The compiler does not necessarily allocate distinct variables to memory locations according to the order of appearance in the source code. Furthermore, the order of allocation can change as a result of seemingly unrelated changes to the source code, command-line options, or from one version of the compiler to the next; it is essentially unpredictable. The only way to control the placement of variables relative to each other is to make them members of the same struct type or, on OpenVMS Alpha and I64 systems, by using the noreorder attribute on a named #pragma extern_model strict_refdef .

Table 4-1 shows the location and lifetime of a variable when you use each of the storage-class keywords.

Table 4-1 Location, Lifetime, and the Storage-Class Keywords
Storage Class Location Lifetime
(Internal null) Stack or register Temporary
[auto] Stack or register Temporary
register Stack or register Temporary
static Psect Permanent
extern Psect Permanent
globaldef 1 Psect Permanent
globalref 1 Psect Permanent
globalvalue 1 No storage allocated Permanent

1The globaldef, globalref, and globalvalue storage-class specifiers are available only when compiling in VAX C compatibility mode.

For a comparison between the global and external storage classes, see Section 4.3.2.

For more information about psects, see Section 4.8.

4.2 Standard-Conforming Method of Controlling External Objects

Sections 4.3 and 4.4 describe the following external linkage storage-class specifiers and modifiers that are specific to HP C for OpenVMS Systems:


These keywords are supported by the HP C compiler for compatibility purposes, and are available only in VAX C mode (/STANDARD=VAXC) and relaxed mode (/STANDARD=RELAXED).

However, the HP C compiler also provides an alternative, standard-conforming method of controlling objects that have external linkage. To take advantage of this method, use the #pragma extern_model preprocessor directive and the /EXTERN_MODEL and /[NO]SHARE_GLOBALS command-line qualifiers.

The pragma and command-line qualifiers replace the VAX C mode storage-class specifiers ( globaldef , globalref , globalvalue ) and storage-class modifiers ( noshare and readonly ). They allow you to select the implementation model of external data and control the psect usage of your programs. The _align storage-class modifier is still used to ensure object alignment.

The pragma and command-line qualifier approach also has these advantages:

  • Since the VAX C mode keywords do not follow standard C spelling rules, they cannot be provided in strict ANSI C mode.
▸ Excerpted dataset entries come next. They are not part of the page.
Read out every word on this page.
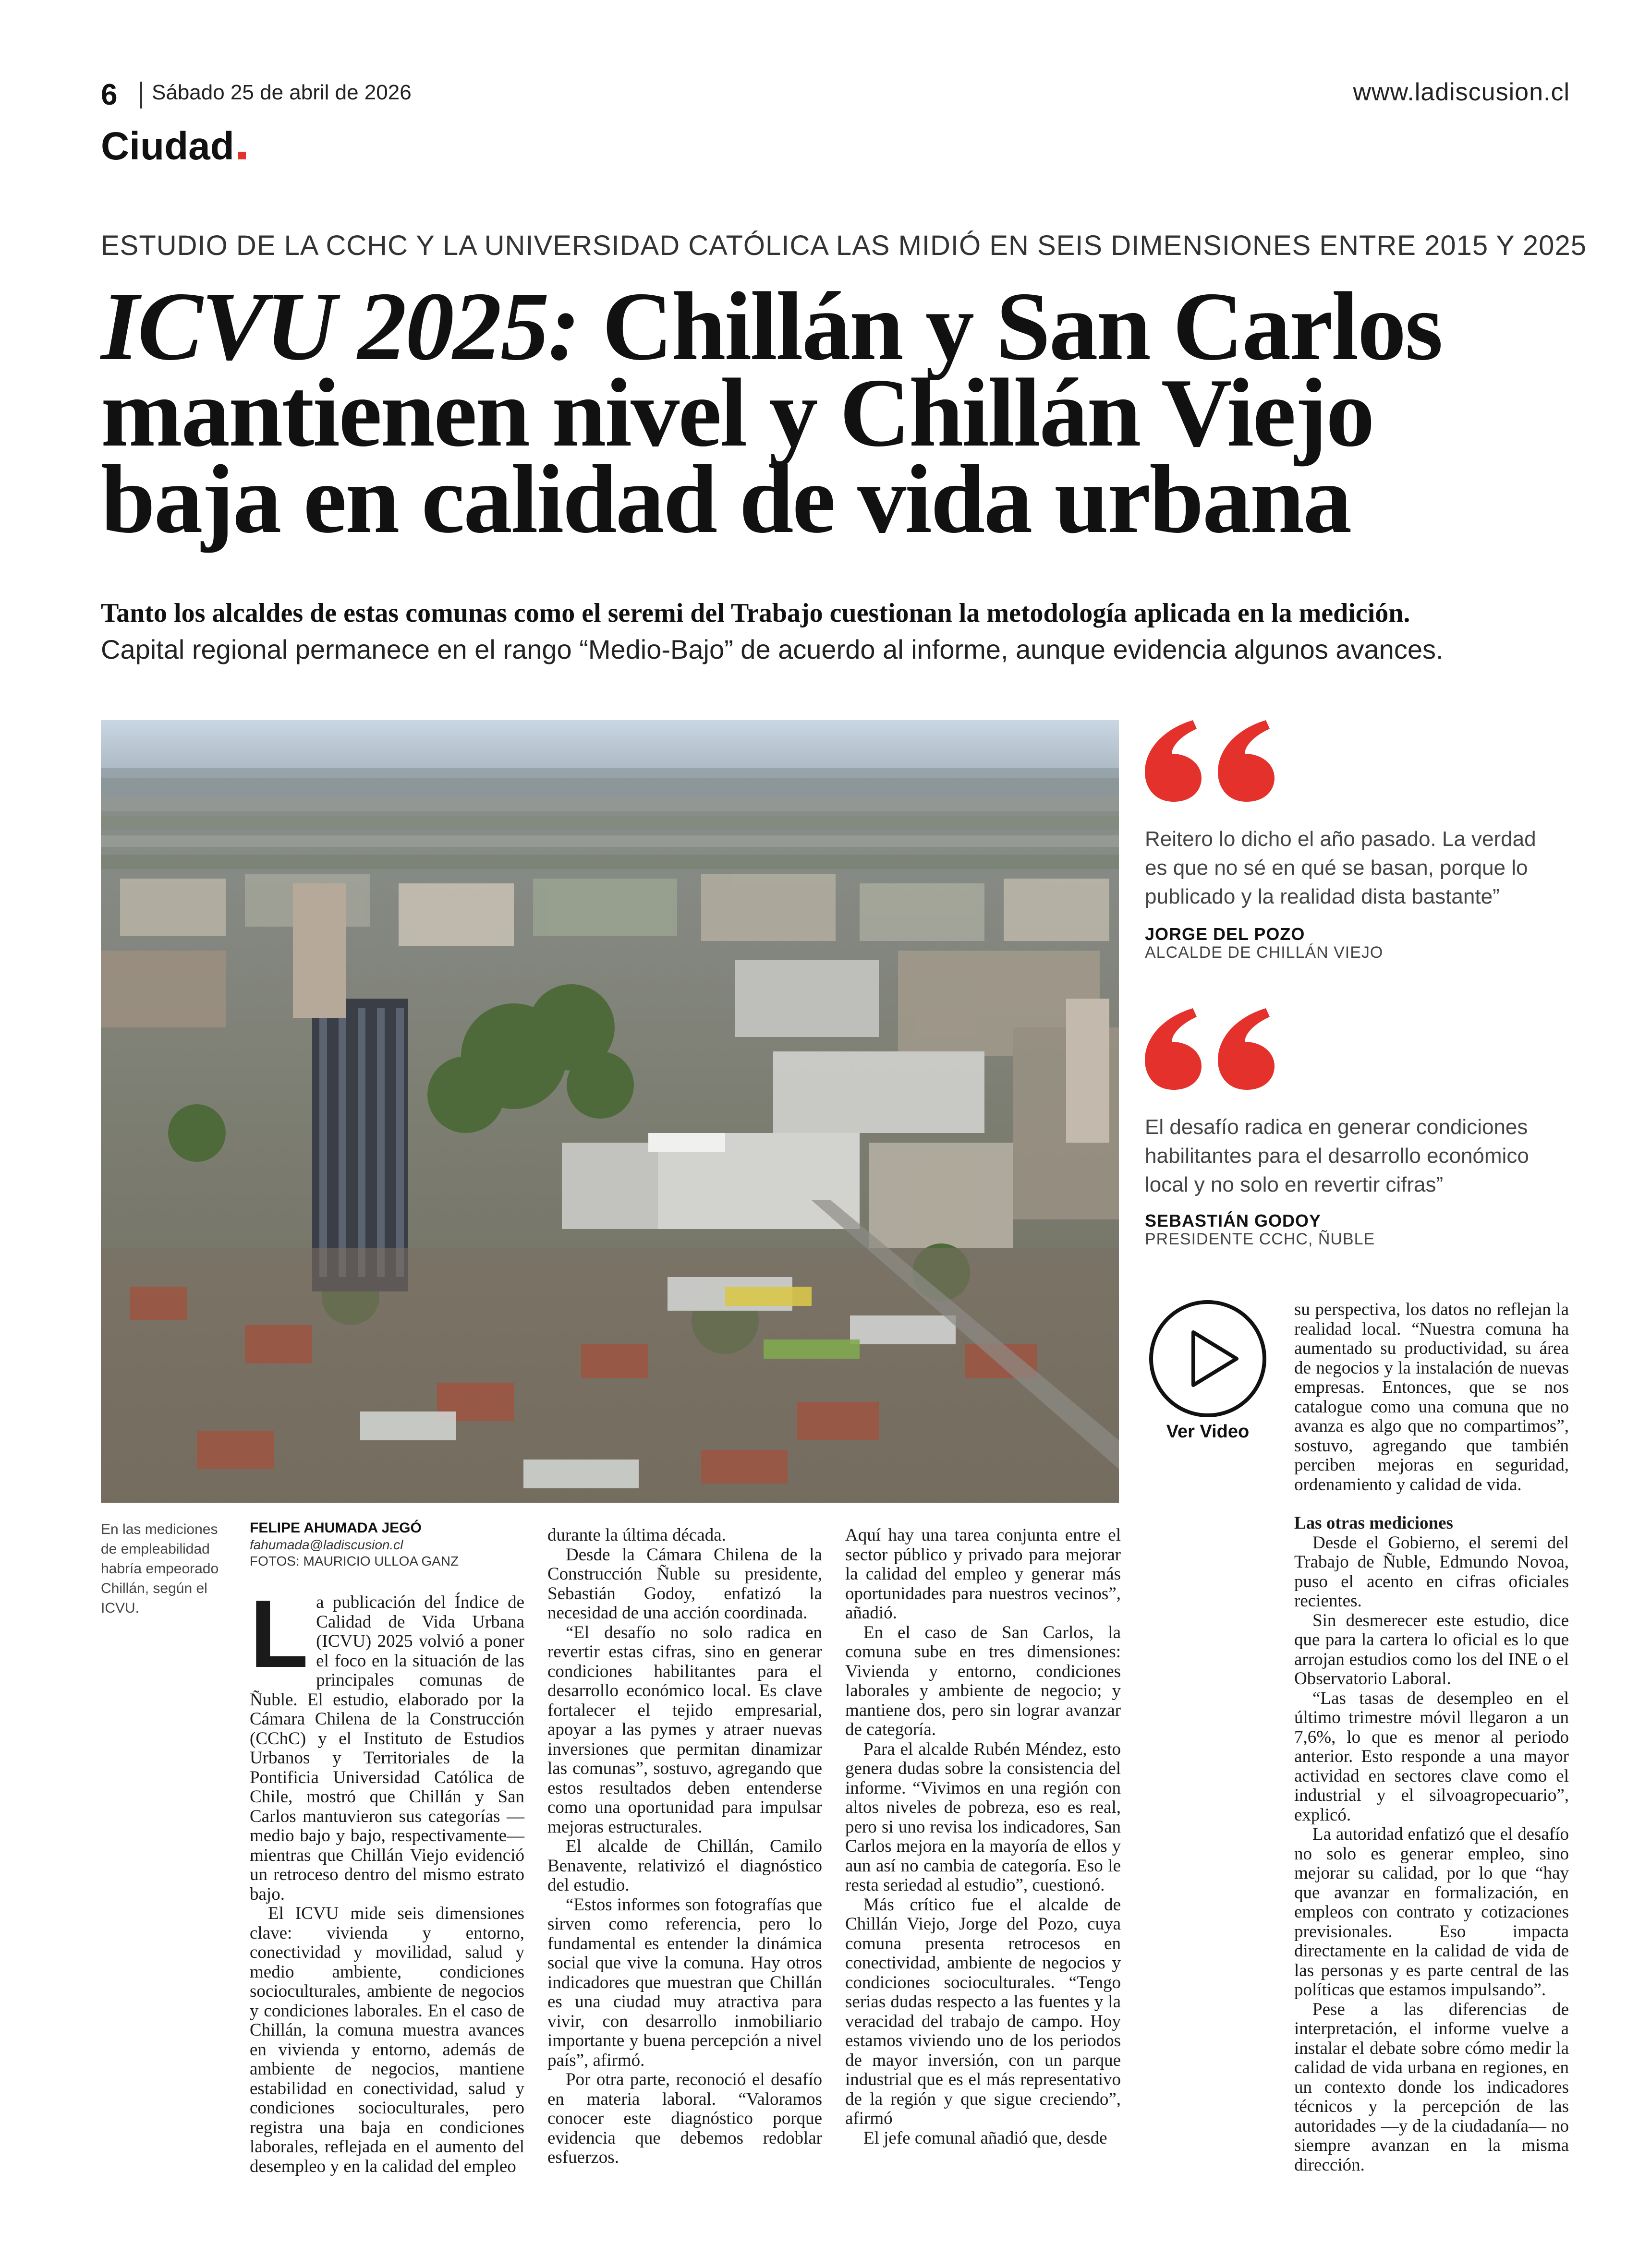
6 Sábado 25 de abril de 2026	www.ladiscusion.cl
Ciudad
ESTUDIO DE LA CCHC Y LA UNIVERSIDAD CATÓLICA LAS MIDIÓ EN SEIS DIMENSIONES ENTRE 2015 Y 2025
ICVU 2025: Chillán y San Carlos mantienen nivel y Chillán Viejo baja en calidad de vida urbana
Tanto los alcaldes de estas comunas como el seremi del Trabajo cuestionan la metodología aplicada en la medición.
Capital regional permanece en el rango “Medio-Bajo” de acuerdo al informe, aunque evidencia algunos avances.
Reitero lo dicho el año pasado. La verdad es que no sé en qué se basan, porque lo publicado y la realidad dista bastante”
JORGE DEL POZO
ALCALDE DE CHILLÁN VIEJO
El desafío radica en generar condiciones habilitantes para el desarrollo económico local y no solo en revertir cifras”
SEBASTIÁN GODOY
PRESIDENTE CCHC, ÑUBLE
Ver Video
En las mediciones de empleabilidad habría empeorado Chillán, según el ICVU.
FELIPE AHUMADA JEGÓ
fahumada@ladiscusion.cl
FOTOS: MAURICIO ULLOA GANZ

La publicación del Índice de Calidad de Vida Urbana (ICVU) 2025 volvió a poner el foco en la situación de las principales comunas de Ñuble. El estudio, elaborado por la Cámara Chilena de la Construcción (CChC) y el Instituto de Estudios Urbanos y Territoriales de la Pontificia Universidad Católica de Chile, mostró que Chillán y San Carlos mantuvieron sus categorías —medio bajo y bajo, respectivamente— mientras que Chillán Viejo evidenció un retroceso dentro del mismo estrato bajo.

El ICVU mide seis dimensiones clave: vivienda y entorno, conectividad y movilidad, salud y medio ambiente, condiciones socioculturales, ambiente de negocios y condiciones laborales. En el caso de Chillán, la comuna muestra avances en vivienda y entorno, además de ambiente de negocios, mantiene estabilidad en conectividad, salud y condiciones socioculturales, pero registra una baja en condiciones laborales, reflejada en el aumento del desempleo y en la calidad del empleo

durante la última década.

Desde la Cámara Chilena de la Construcción Ñuble su presidente, Sebastián Godoy, enfatizó la necesidad de una acción coordinada.

“El desafío no solo radica en revertir estas cifras, sino en generar condiciones habilitantes para el desarrollo económico local. Es clave fortalecer el tejido empresarial, apoyar a las pymes y atraer nuevas inversiones que permitan dinamizar las comunas”, sostuvo, agregando que estos resultados deben entenderse como una oportunidad para impulsar mejoras estructurales.

El alcalde de Chillán, Camilo Benavente, relativizó el diagnóstico del estudio.

“Estos informes son fotografías que sirven como referencia, pero lo fundamental es entender la dinámica social que vive la comuna. Hay otros indicadores que muestran que Chillán es una ciudad muy atractiva para vivir, con desarrollo inmobiliario importante y buena percepción a nivel país”, afirmó.

Por otra parte, reconoció el desafío en materia laboral. “Valoramos conocer este diagnóstico porque evidencia que debemos redoblar esfuerzos.

Aquí hay una tarea conjunta entre el sector público y privado para mejorar la calidad del empleo y generar más oportunidades para nuestros vecinos”, añadió.

En el caso de San Carlos, la comuna sube en tres dimensiones: Vivienda y entorno, condiciones laborales y ambiente de negocio; y mantiene dos, pero sin lograr avanzar de categoría.

Para el alcalde Rubén Méndez, esto genera dudas sobre la consistencia del informe. “Vivimos en una región con altos niveles de pobreza, eso es real, pero si uno revisa los indicadores, San Carlos mejora en la mayoría de ellos y aun así no cambia de categoría. Eso le resta seriedad al estudio”, cuestionó.

Más crítico fue el alcalde de Chillán Viejo, Jorge del Pozo, cuya comuna presenta retrocesos en conectividad, ambiente de negocios y condiciones socioculturales. “Tengo serias dudas respecto a las fuentes y la veracidad del trabajo de campo. Hoy estamos viviendo uno de los periodos de mayor inversión, con un parque industrial que es el más representativo de la región y que sigue creciendo”, afirmó

El jefe comunal añadió que, desde

su perspectiva, los datos no reflejan la realidad local. “Nuestra comuna ha aumentado su productividad, su área de negocios y la instalación de nuevas empresas. Entonces, que se nos catalogue como una comuna que no avanza es algo que no compartimos”, sostuvo, agregando que también perciben mejoras en seguridad, ordenamiento y calidad de vida.

Las otras mediciones

Desde el Gobierno, el seremi del Trabajo de Ñuble, Edmundo Novoa, puso el acento en cifras oficiales recientes.

Sin desmerecer este estudio, dice que para la cartera lo oficial es lo que arrojan estudios como los del INE o el Observatorio Laboral.

“Las tasas de desempleo en el último trimestre móvil llegaron a un 7,6%, lo que es menor al periodo anterior. Esto responde a una mayor actividad en sectores clave como el industrial y el silvoagropecuario”, explicó.

La autoridad enfatizó que el desafío no solo es generar empleo, sino mejorar su calidad, por lo que “hay que avanzar en formalización, en empleos con contrato y cotizaciones previsionales. Eso impacta directamente en la calidad de vida de las personas y es parte central de las políticas que estamos impulsando”.

Pese a las diferencias de interpretación, el informe vuelve a instalar el debate sobre cómo medir la calidad de vida urbana en regiones, en un contexto donde los indicadores técnicos y la percepción de las autoridades —y de la ciudadanía— no siempre avanzan en la misma dirección.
The pragma and qualifiers, however, can be used in any mode of the HP C compiler.
  • The pragma and qualifiers allow extern on OpenVMS systems to function in a manner more similar to other systems.
  • The pragma and qualifiers make it easier for you to write OpenVMS shareable images with HP C. Previously, that task required you to add an additional keyword to every declaration of external data.

For a description of the #pragma extern_model preprocessor directive and its relationship to the external storage classes it replaces, see Section 5.4.5.

For a description of the _align storage-class modifier, see Section 4.4.3.

For a description of the /EXTERN_MODEL and /[NO]SHARE_GLOBALS command-line qualifiers, see Section 1.3.4.